The combination of gusty winds and dryness will keep the risk of brush fire ignition and spread elevated over parts of western Texas and Oklahoma as well as southeastern New Mexico into midweek.
Prior to the green up of grassy areas of the High Plains, brush fires are common during the late winter and early spring.
However, this ever-present threat can be elevated when high winds blast the region.
"A storm system is forecast to move from the Rockies to the central Plains over the next few days," according to AccuWeather Meteorologist Evan Duffey. "The storm will stir up winds in the area."
Gusts topping 40 mph, combined with low humidity, dry grass and sunshine, will raise the brush fire threat considerably through Wednesday.
"While the warmer-than-average winter has allowed some grass and other fuels to green up early, where the green up has not occurred, the temperature of the fuel is higher and the moisture of the fuel is very low," Duffey said.
People will need use extreme caution when using outdoor power equipment in situations such as this week.
"Avoid outdoor burning, parking vehicles over tall grass and throwing burning cigarettes out of your vehicle," Duffey said.
Strong winds will ease by Thursday, which will lower the fire threat.
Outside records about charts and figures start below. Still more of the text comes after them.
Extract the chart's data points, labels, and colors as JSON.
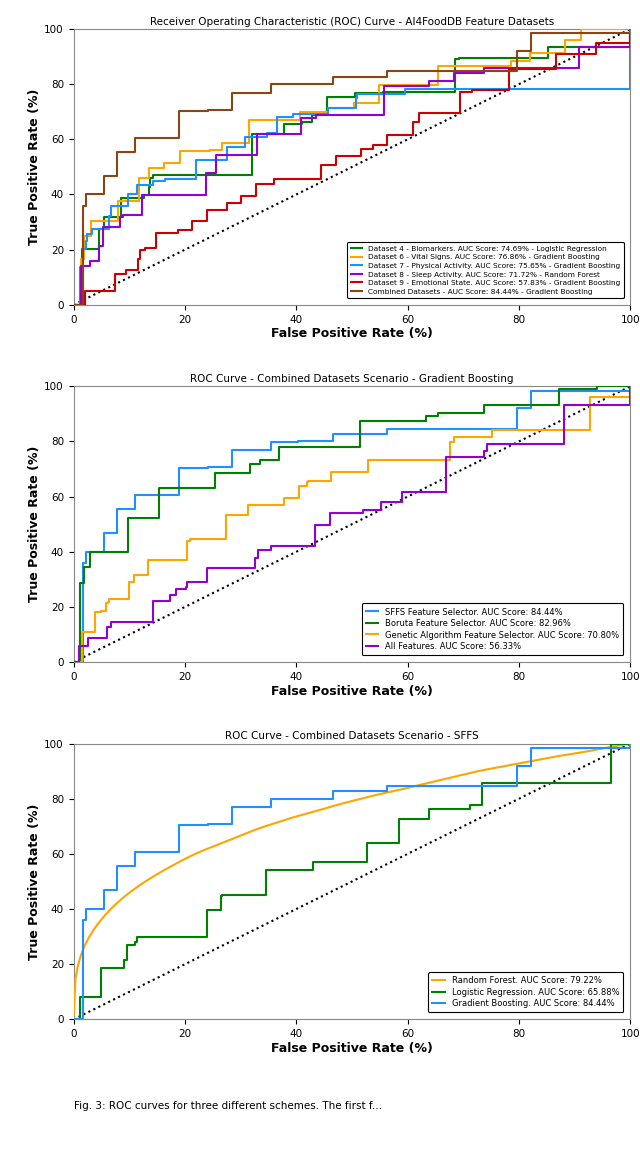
{
  "plot1": {
    "title": "Receiver Operating Characteristic (ROC) Curve - AI4FoodDB Feature Datasets",
    "xlabel": "False Positive Rate (%)",
    "ylabel": "True Positive Rate (%)",
    "curves": [
      {
        "label": "Dataset 4 - Biomarkers. AUC Score: 74.69% - Logistic Regression",
        "color": "#008000",
        "auc": 0.7469,
        "seed": 42,
        "n_steps": 25,
        "smooth": false
      },
      {
        "label": "Dataset 6 - Vital Signs. AUC Score: 76.86% - Gradient Boosting",
        "color": "#FFA500",
        "auc": 0.7686,
        "seed": 7,
        "n_steps": 28,
        "smooth": false
      },
      {
        "label": "Dataset 7 - Physical Activity. AUC Score: 75.65% - Gradient Boosting",
        "color": "#1E90FF",
        "auc": 0.7565,
        "seed": 13,
        "n_steps": 28,
        "smooth": false
      },
      {
        "label": "Dataset 8 - Sleep Activity. AUC Score: 71.72% - Random Forest",
        "color": "#9400D3",
        "auc": 0.7172,
        "seed": 17,
        "n_steps": 25,
        "smooth": false
      },
      {
        "label": "Dataset 9 - Emotional State. AUC Score: 57.83% - Gradient Boosting",
        "color": "#CC0000",
        "auc": 0.5783,
        "seed": 5,
        "n_steps": 35,
        "smooth": false
      },
      {
        "label": "Combined Datasets - AUC Score: 84.44% - Gradient Boosting",
        "color": "#8B4513",
        "auc": 0.8444,
        "seed": 3,
        "n_steps": 22,
        "smooth": false
      }
    ]
  },
  "plot2": {
    "title": "ROC Curve - Combined Datasets Scenario - Gradient Boosting",
    "xlabel": "False Positive Rate (%)",
    "ylabel": "True Positive Rate (%)",
    "curves": [
      {
        "label": "SFFS Feature Selector. AUC Score: 84.44%",
        "color": "#1E90FF",
        "auc": 0.8444,
        "seed": 3,
        "n_steps": 22,
        "smooth": false
      },
      {
        "label": "Boruta Feature Selector. AUC Score: 82.96%",
        "color": "#008000",
        "auc": 0.8296,
        "seed": 11,
        "n_steps": 22,
        "smooth": false
      },
      {
        "label": "Genetic Algorithm Feature Selector. AUC Score: 70.80%",
        "color": "#FFA500",
        "auc": 0.708,
        "seed": 19,
        "n_steps": 28,
        "smooth": false
      },
      {
        "label": "All Features. AUC Score: 56.33%",
        "color": "#9400D3",
        "auc": 0.5633,
        "seed": 23,
        "n_steps": 32,
        "smooth": false
      }
    ]
  },
  "plot3": {
    "title": "ROC Curve - Combined Datasets Scenario - SFFS",
    "xlabel": "False Positive Rate (%)",
    "ylabel": "True Positive Rate (%)",
    "curves": [
      {
        "label": "Random Forest. AUC Score: 79.22%",
        "color": "#FFA500",
        "auc": 0.7922,
        "seed": 31,
        "n_steps": 40,
        "smooth": true
      },
      {
        "label": "Logistic Regression. AUC Score: 65.88%",
        "color": "#008000",
        "auc": 0.6588,
        "seed": 37,
        "n_steps": 22,
        "smooth": false
      },
      {
        "label": "Gradient Boosting. AUC Score: 84.44%",
        "color": "#1E90FF",
        "auc": 0.8444,
        "seed": 3,
        "n_steps": 22,
        "smooth": false
      }
    ]
  },
  "fig_caption": "Fig. 3: ROC curves for three different schemes. The first f..."
}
However, breezy conditions may develop late in the week and this weekend.
While rainfall has been sufficient over much of Texas and New Mexico this winter, moderate to severe drought conditions exist over much of Oklahoma, eastern Colorado and western Kansas, according to the United States Drought Monitor.
If the lack of rain persists this spring, problems for agriculture could arise this summer.